EXTRACTS FROM THE CONNECTICUT BLUE LAWS.
When these free states were colonies
Unto the mother nation,
And in Connecticut the good
Old Blue Laws were in fashion.
The following extracts from the laws ordained by the people of New Haven, previous to their incorporation with the Saybrook and Hartford colonies, afford an idea of the strange character of their prohibitions. As the substance only is given in the transcription, the language is necessarily modernized:—
No quaker or dissenter from the established worship of the dominion shall be allowed to give a vote for the election of magistrates, or any officer.
No food or lodging shall be afforded to a quaker, adamite, or other heretic.
If any person turns quaker, he shall be banished, and not suffered to return, but upon pain of death.
No priest shall abide in the dominion: he shall be banished, and suffer death on his return. Priests may be seized by any one without a warrant.
No man to cross a river but with an authorized ferryman.
No one shall run on the sabbath-day, or walk in his garden, or elsewhere, except reverently to and from meeting.
No one shall travel, cook victuals, make beds, sweep house, cut hair or shave, on the sabbath-day.
No woman shall kiss her child on the sabbath or fasting-day.
The sabbath shall begin at sunset on Saturday.
To pick an ear of corn growing in a neighbor’s garden shall be deemed theft.
A person accused of trespass in the night shall be judged guilty, unless he clear himself by oath.
When it appears that an accused has confederates, and he refuses to discover them, he may be racked.
No one shall buy or sell lands without permission of the selectmen.
A drunkard shall have a master appointed by the selectmen, who are to debar him the liberty of buying and selling.
Whoever publishes a lie to the prejudice of his neighbor, shall sit in the stocks or be whipped fifteen stripes.
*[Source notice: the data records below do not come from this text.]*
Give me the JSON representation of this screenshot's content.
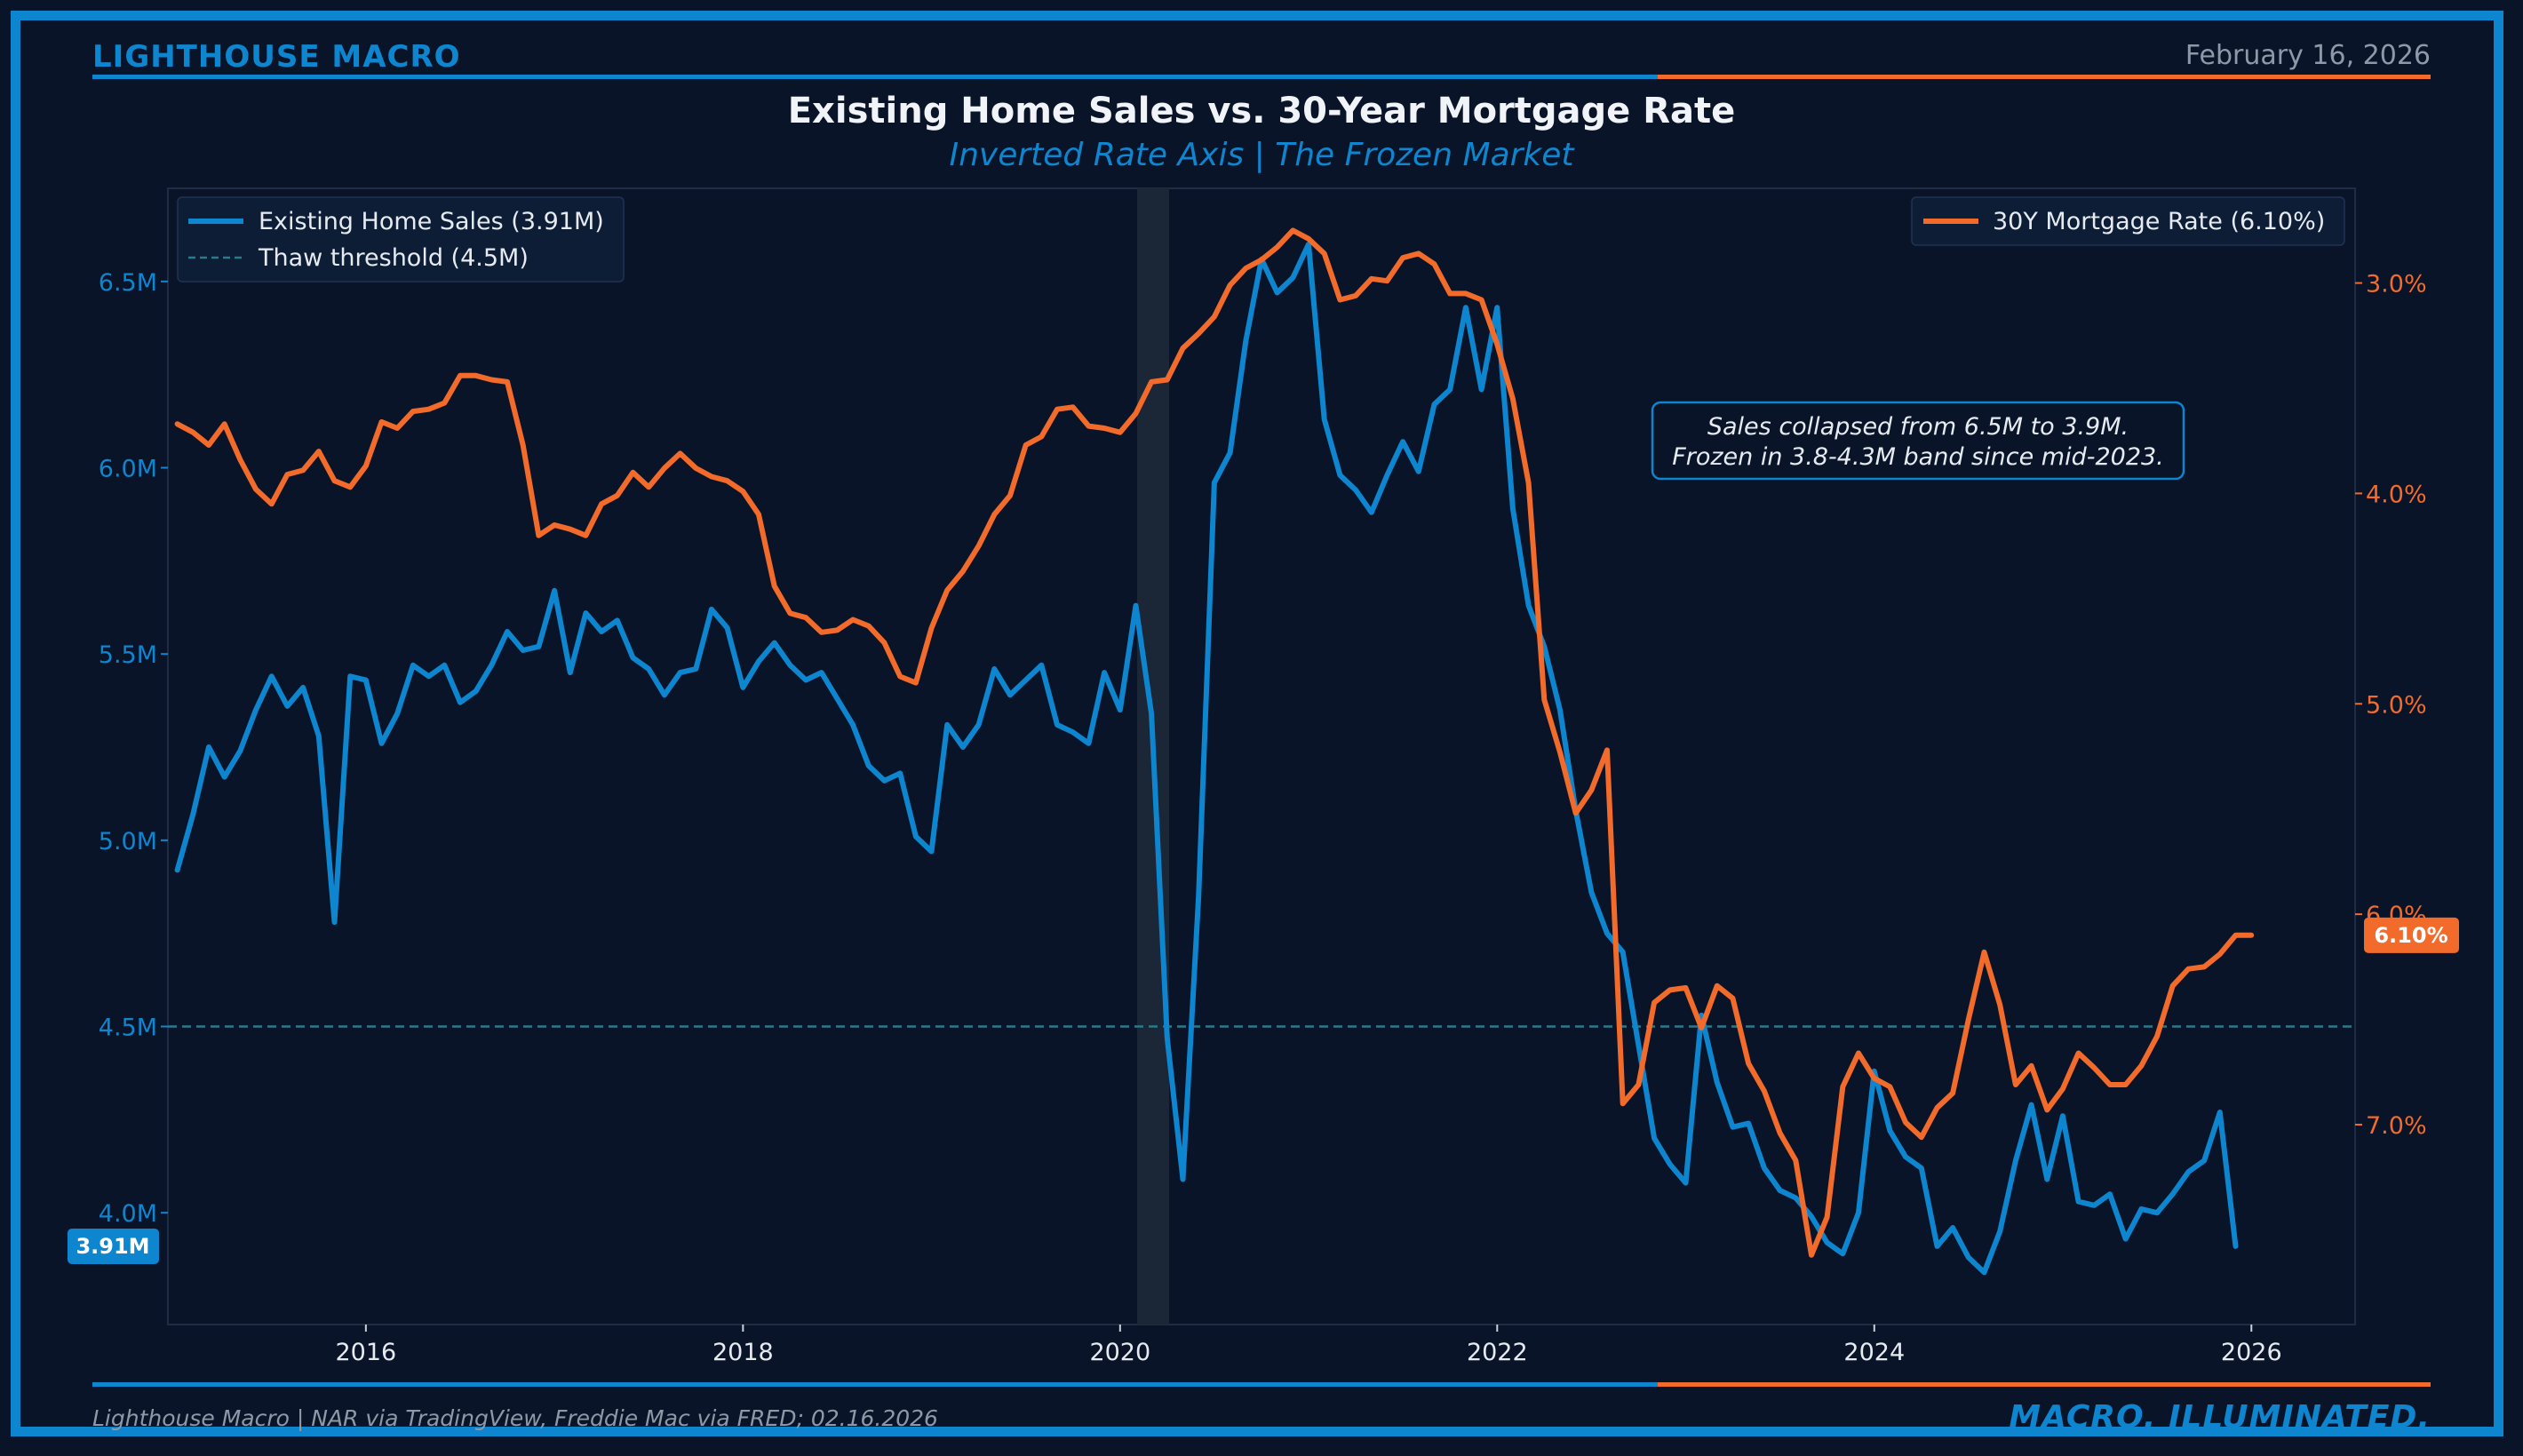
{
  "header": {
    "brand": "LIGHTHOUSE MACRO",
    "date": "February 16, 2026"
  },
  "footer": {
    "source": "Lighthouse Macro | NAR via TradingView, Freddie Mac via FRED; 02.16.2026",
    "tagline": "MACRO, ILLUMINATED."
  },
  "colors": {
    "blue": "#0e85cf",
    "orange": "#f26b2a",
    "background": "#0a1428",
    "threshold": "#2b7a8c",
    "annotation_border": "#0e85cf"
  },
  "chart_data": {
    "type": "line",
    "title": "Existing Home Sales vs. 30-Year Mortgage Rate",
    "subtitle": "Inverted Rate Axis | The Frozen Market",
    "x_range": [
      2014.95,
      2026.55
    ],
    "x_ticks": [
      {
        "value": 2016,
        "label": "2016"
      },
      {
        "value": 2018,
        "label": "2018"
      },
      {
        "value": 2020,
        "label": "2020"
      },
      {
        "value": 2022,
        "label": "2022"
      },
      {
        "value": 2024,
        "label": "2024"
      },
      {
        "value": 2026,
        "label": "2026"
      }
    ],
    "left_axis": {
      "unit": "M",
      "range": [
        3.7,
        6.75
      ],
      "ticks": [
        {
          "value": 4.0,
          "label": "4.0M"
        },
        {
          "value": 4.5,
          "label": "4.5M"
        },
        {
          "value": 5.0,
          "label": "5.0M"
        },
        {
          "value": 5.5,
          "label": "5.5M"
        },
        {
          "value": 6.0,
          "label": "6.0M"
        },
        {
          "value": 6.5,
          "label": "6.5M"
        }
      ]
    },
    "right_axis": {
      "inverted": true,
      "unit": "%",
      "range": [
        2.55,
        7.95
      ],
      "ticks": [
        {
          "value": 3.0,
          "label": "3.0%"
        },
        {
          "value": 4.0,
          "label": "4.0%"
        },
        {
          "value": 5.0,
          "label": "5.0%"
        },
        {
          "value": 6.0,
          "label": "6.0%"
        },
        {
          "value": 7.0,
          "label": "7.0%"
        }
      ]
    },
    "shaded_region": {
      "from": 2020.09,
      "to": 2020.26
    },
    "threshold": {
      "value": 4.5,
      "legend": "Thaw threshold (4.5M)"
    },
    "annotation": {
      "line1": "Sales collapsed from 6.5M to 3.9M.",
      "line2": "Frozen in 3.8-4.3M band since mid-2023."
    },
    "series": [
      {
        "name": "Existing Home Sales",
        "legend": "Existing Home Sales (3.91M)",
        "axis": "left",
        "end_label": "3.91M",
        "x_start": 2015.0,
        "step": 0.08333,
        "values": [
          4.92,
          5.07,
          5.25,
          5.17,
          5.24,
          5.35,
          5.44,
          5.36,
          5.41,
          5.28,
          4.78,
          5.44,
          5.43,
          5.26,
          5.34,
          5.47,
          5.44,
          5.47,
          5.37,
          5.4,
          5.47,
          5.56,
          5.51,
          5.52,
          5.67,
          5.45,
          5.61,
          5.56,
          5.59,
          5.49,
          5.46,
          5.39,
          5.45,
          5.46,
          5.62,
          5.57,
          5.41,
          5.48,
          5.53,
          5.47,
          5.43,
          5.45,
          5.38,
          5.31,
          5.2,
          5.16,
          5.18,
          5.01,
          4.97,
          5.31,
          5.25,
          5.31,
          5.46,
          5.39,
          5.43,
          5.47,
          5.31,
          5.29,
          5.26,
          5.45,
          5.35,
          5.63,
          5.34,
          4.47,
          4.09,
          4.85,
          5.96,
          6.04,
          6.34,
          6.56,
          6.47,
          6.51,
          6.6,
          6.13,
          5.98,
          5.94,
          5.88,
          5.98,
          6.07,
          5.99,
          6.17,
          6.21,
          6.43,
          6.21,
          6.43,
          5.89,
          5.63,
          5.52,
          5.35,
          5.08,
          4.86,
          4.75,
          4.7,
          4.45,
          4.2,
          4.13,
          4.08,
          4.53,
          4.35,
          4.23,
          4.24,
          4.12,
          4.06,
          4.04,
          3.99,
          3.92,
          3.89,
          4.0,
          4.38,
          4.22,
          4.15,
          4.12,
          3.91,
          3.96,
          3.88,
          3.84,
          3.95,
          4.14,
          4.29,
          4.09,
          4.26,
          4.03,
          4.02,
          4.05,
          3.93,
          4.01,
          4.0,
          4.05,
          4.11,
          4.14,
          4.27,
          3.91
        ]
      },
      {
        "name": "30Y Mortgage Rate",
        "legend": "30Y Mortgage Rate (6.10%)",
        "axis": "right",
        "end_label": "6.10%",
        "x_start": 2015.0,
        "step": 0.08333,
        "values": [
          3.67,
          3.71,
          3.77,
          3.67,
          3.84,
          3.98,
          4.05,
          3.91,
          3.89,
          3.8,
          3.94,
          3.97,
          3.87,
          3.66,
          3.69,
          3.61,
          3.6,
          3.57,
          3.44,
          3.44,
          3.46,
          3.47,
          3.77,
          4.2,
          4.15,
          4.17,
          4.2,
          4.05,
          4.01,
          3.9,
          3.97,
          3.88,
          3.81,
          3.88,
          3.92,
          3.94,
          3.99,
          4.1,
          4.44,
          4.57,
          4.59,
          4.66,
          4.65,
          4.6,
          4.63,
          4.71,
          4.87,
          4.9,
          4.64,
          4.46,
          4.37,
          4.25,
          4.1,
          4.01,
          3.77,
          3.73,
          3.6,
          3.59,
          3.68,
          3.69,
          3.71,
          3.62,
          3.47,
          3.46,
          3.31,
          3.24,
          3.16,
          3.01,
          2.93,
          2.89,
          2.83,
          2.75,
          2.79,
          2.86,
          3.08,
          3.06,
          2.98,
          2.99,
          2.88,
          2.86,
          2.91,
          3.05,
          3.05,
          3.08,
          3.29,
          3.55,
          3.95,
          4.98,
          5.23,
          5.52,
          5.41,
          5.22,
          6.9,
          6.81,
          6.42,
          6.36,
          6.35,
          6.54,
          6.34,
          6.4,
          6.71,
          6.84,
          7.04,
          7.17,
          7.62,
          7.44,
          6.82,
          6.66,
          6.78,
          6.82,
          6.99,
          7.06,
          6.92,
          6.85,
          6.5,
          6.18,
          6.43,
          6.81,
          6.72,
          6.93,
          6.83,
          6.66,
          6.73,
          6.81,
          6.81,
          6.72,
          6.58,
          6.34,
          6.26,
          6.25,
          6.19,
          6.1,
          6.1
        ]
      }
    ]
  }
}
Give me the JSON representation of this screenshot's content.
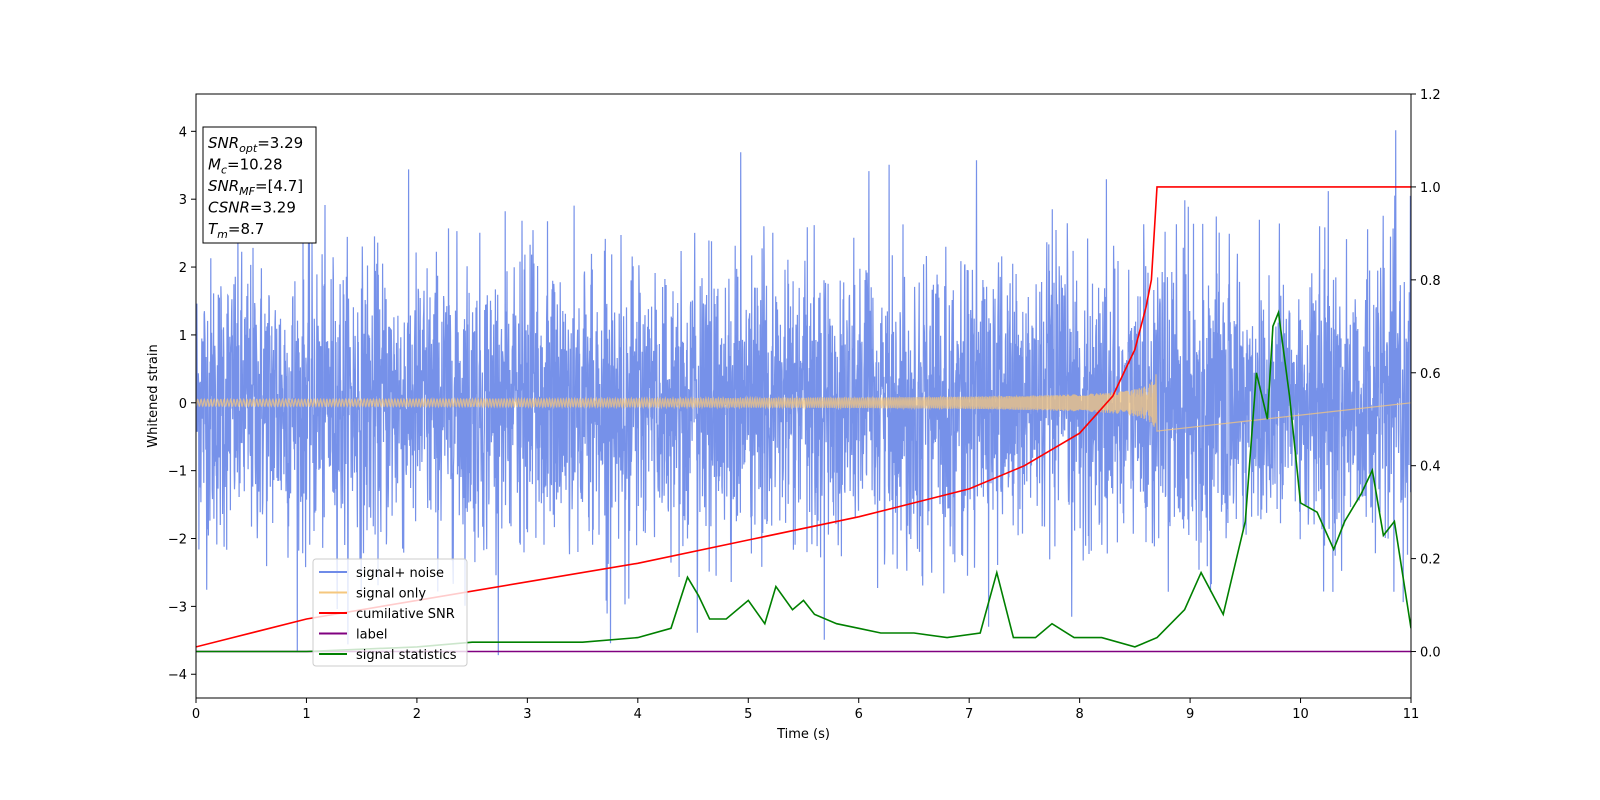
{
  "chart_data": {
    "type": "line",
    "xlabel": "Time (s)",
    "ylabel_left": "Whitened strain",
    "ylabel_right": "",
    "xlim": [
      0,
      11
    ],
    "ylim_left": [
      -4.35,
      4.55
    ],
    "ylim_right": [
      -0.1,
      1.2
    ],
    "x_ticks": [
      0,
      1,
      2,
      3,
      4,
      5,
      6,
      7,
      8,
      9,
      10,
      11
    ],
    "y_left_ticks": [
      -4,
      -3,
      -2,
      -1,
      0,
      1,
      2,
      3,
      4
    ],
    "y_right_ticks": [
      0.0,
      0.2,
      0.4,
      0.6,
      0.8,
      1.0,
      1.2
    ],
    "grid": false,
    "legend_position": "lower-left",
    "info_box": {
      "lines": [
        {
          "base": "SNR",
          "sub": "opt",
          "value": "=3.29"
        },
        {
          "base": "M",
          "sub": "c",
          "value": "=10.28"
        },
        {
          "base": "SNR",
          "sub": "MF",
          "value": "=[4.7]"
        },
        {
          "base": "CSNR",
          "sub": "",
          "value": "=3.29"
        },
        {
          "base": "T",
          "sub": "m",
          "value": "=8.7"
        }
      ]
    },
    "series": [
      {
        "name": "signal+ noise",
        "axis": "left",
        "color": "#6f8be8",
        "kind": "noise",
        "time_range": [
          0,
          11
        ],
        "typical_range": [
          -2.1,
          2.3
        ],
        "peak_max": 4.15,
        "peak_min": -3.95
      },
      {
        "name": "signal only",
        "axis": "left",
        "color": "#f5c77e",
        "kind": "chirp",
        "time_range": [
          0,
          8.7
        ],
        "amplitude_at_merger": 0.5,
        "merger_time": 8.7
      },
      {
        "name": "cumilative SNR",
        "axis": "right",
        "color": "#ff0000",
        "x": [
          0,
          1,
          2,
          3,
          4,
          5,
          6,
          7,
          7.5,
          8,
          8.3,
          8.5,
          8.6,
          8.65,
          8.7,
          11
        ],
        "y": [
          0.01,
          0.07,
          0.11,
          0.15,
          0.19,
          0.24,
          0.29,
          0.35,
          0.4,
          0.47,
          0.55,
          0.65,
          0.74,
          0.8,
          1.0,
          1.0
        ]
      },
      {
        "name": "label",
        "axis": "right",
        "color": "#800080",
        "x": [
          0,
          11
        ],
        "y": [
          0.0,
          0.0
        ]
      },
      {
        "name": "signal statistics",
        "axis": "right",
        "color": "#008000",
        "x": [
          0,
          1,
          2,
          2.5,
          3,
          3.5,
          4,
          4.3,
          4.45,
          4.55,
          4.65,
          4.8,
          5.0,
          5.15,
          5.25,
          5.4,
          5.5,
          5.6,
          5.8,
          6.0,
          6.2,
          6.5,
          6.8,
          7.1,
          7.25,
          7.4,
          7.6,
          7.75,
          7.95,
          8.2,
          8.5,
          8.7,
          8.95,
          9.1,
          9.3,
          9.5,
          9.6,
          9.7,
          9.75,
          9.8,
          9.9,
          10.0,
          10.15,
          10.3,
          10.4,
          10.55,
          10.65,
          10.75,
          10.85,
          11.0
        ],
        "y": [
          0.0,
          0.0,
          0.01,
          0.02,
          0.02,
          0.02,
          0.03,
          0.05,
          0.16,
          0.12,
          0.07,
          0.07,
          0.11,
          0.06,
          0.14,
          0.09,
          0.11,
          0.08,
          0.06,
          0.05,
          0.04,
          0.04,
          0.03,
          0.04,
          0.17,
          0.03,
          0.03,
          0.06,
          0.03,
          0.03,
          0.01,
          0.03,
          0.09,
          0.17,
          0.08,
          0.28,
          0.6,
          0.5,
          0.7,
          0.73,
          0.55,
          0.32,
          0.3,
          0.22,
          0.28,
          0.34,
          0.39,
          0.25,
          0.28,
          0.05
        ]
      }
    ]
  },
  "legend": {
    "items": [
      {
        "label": "signal+ noise",
        "color": "#6f8be8"
      },
      {
        "label": "signal only",
        "color": "#f5c77e"
      },
      {
        "label": "cumilative SNR",
        "color": "#ff0000"
      },
      {
        "label": "label",
        "color": "#800080"
      },
      {
        "label": "signal statistics",
        "color": "#008000"
      }
    ]
  }
}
No minister shall keep a school.
Men-stealers shall suffer death.
Whoever wears clothes trimmed with gold, silver, or bone lace, above two shillings by the yard, shall be presented by the grand jurors, and the selectmen shall tax the offender at £300 estate.
A debtor in prison, swearing he has no estate, shall be let out, and sold to make satisfaction.
Whoever sets a fire in the woods, and it burns a house, shall suffer death; and persons suspected of this crime shall be imprisoned without benefit of bail.
Whoever brings cards or dice into this dominion shall pay a fine of £5.
No one shall read common-prayer, keep Christmas or saint-days, make minced pies, dance, play cards, or play on any instrument of music, except the drum, trumpet, and Jews-harp.
No gospel minister shall join people in marriage; the magistrates only shall join in marriage, as they may do it with less scandal to Christ’s church.
When parents refuse their children convenient marriages, the magistrate shall determine the point.
The selectmen, on finding children ignorant, may take them away from their parents, and put them into better hands, at the expense of their parents.
A man that strikes his wife shall pay a fine of £10; a woman that strikes her husband shall be punished as the court directs.
A wife shall be deemed good evidence against her husband.
Married persons must live together, or be imprisoned.
No man shall court a maid in person, or by letter, without first obtaining consent of her parents: £5 penalty for the first offence; £10 for the second; and for the third, imprisonment during the pleasure of the court.
Every male shall have his hair cut round according to a cap.